Vocabulary Mapping Session AOSN - SSDS at MBARI

First vocabulary mapping session done at MBARI the June 9th 2005, with AOSN an SSDS participants.

Introduction

Semantic agreements are necessary to achieve interoperability between two or more information systems. Vocabularies need to be harmonized (expressed in a similar format), and tools are needed to facilitate mappings among harmonized vocabularies.

For this vocabulary mapping exercise, two information systems were used: Autonomous Ocean Sampling Network (AOSN) and Shore Side Data System (SSDS), both from MBARI. The vocabularies of these systems were converted into an ontology, and a tool created by MMI was used to expedite mappings and alingments and expressed them in an new ontology.

The session mapping took place Thursday, June 9th from 10 - 11 AM at MBARI. The participants were: Kevin Gomes (SSDS), Mike Godin (AOSN) and Luis Bermudez (MMI). The first 10 minutes were used to explain the tool. Luis moderated the mapping sessions and he was in charged of the mapping tool, while Kevin and Mike told him the relations.

The goals of these exercise were:

  • Create explicit mappings between these two systems to be used for the MMI interoperability demo.
  • Test the tool.
  • Create a list of improvements and functional requirements.
  • Have a first social experience about the exercise.

Ontologies

The following ontologies were used in the mapping process: They can be found here: /examples/mmihostedwork/ontologieswork/ontologies/

  • AOSN ontology
  • SSDS ontology
  • GCMD ontology
  • Mapper-Schema ontology: defines the relations
  • Mapping Ontology AOSN - SSDS and GCMD
  • Inference Model Ontology (created in the cache memory during the exercise)

Mapping Tool

The tool created at MMI is a JAVA application, created as an Eclipse 3.1M6 Plugin.
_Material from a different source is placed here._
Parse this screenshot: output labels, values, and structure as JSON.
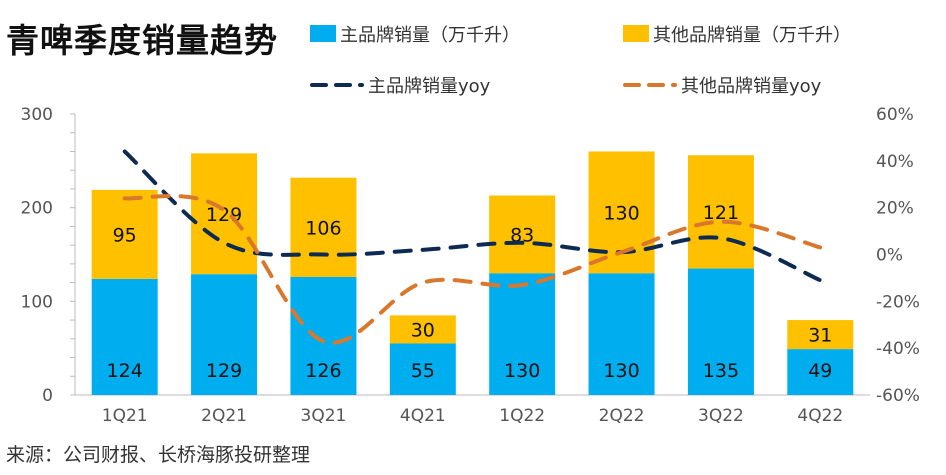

The initial requirements were:

  • Display ontologies in a friendly human readable way.
  • Facilitate searching of resources, filtering ontologies.
  • Allow to map multiple ontologies with three relations: broader-Than, narrower-Than and same-As.
  • View the mappings.
  • Save the mappings in a new ontology.
Snapshot of the tool is presented in the figure bellow:

Results

70 direct relations were created in 50 minutes, using one computer. So about 2 relations/minute per computer. From these direct relations 336 relations can be inferred. ( See all relations here ) . Example of some of the mappings are shown in the figure bellow. The figure presents a snapshot where both the direct and inferred relations can be depicted. (e.g. Nitrate:gcmd and nitrate:ssds)

Feedback

Tool related

  • Multimappings should be allowed ( for example one to many).
  • Instead of creating relations using the drop down box, mapping buttons could be available in the middle of the screen.
  • Allow to select "all" or "none" when selecting ontologies to search terms from.
  • Allow undo an redo (History of actions).
  • Present a feedback when the mapping is created.

Human behavior related

  • A domain expert can be associated with a controlled vocabulary. The expert could be the creator or not of the vocabulary. If not, then he should be very familiar with that vocabulary.
  • Because in the exercise where involve only technical developers, not scientists, the relations were created making the best guess, and always checking for the associated units of the terms. Scientist are very much needed in this type of exercise.
  • When a vocabulary (AOSN or SDSDS) was mapped with GCMD, one participant was active while the other one was inactive. We should look forward to maximize the time of the experts in the mapping sessions. Concentrate in sub-domains and in each sub-domain concentrate in sub-vocabularies.
  • It was suggested that mappers (people how performed the mapping) create mappings in small chunks. For example get one variable (20-40 minutes) and then have a break.
  • People need fast rewards to keep in a hi level their excitement. After a mapping is created the mappers need a feedback. "See the mappings in action", like find more data form data repositories due to the semantic relations.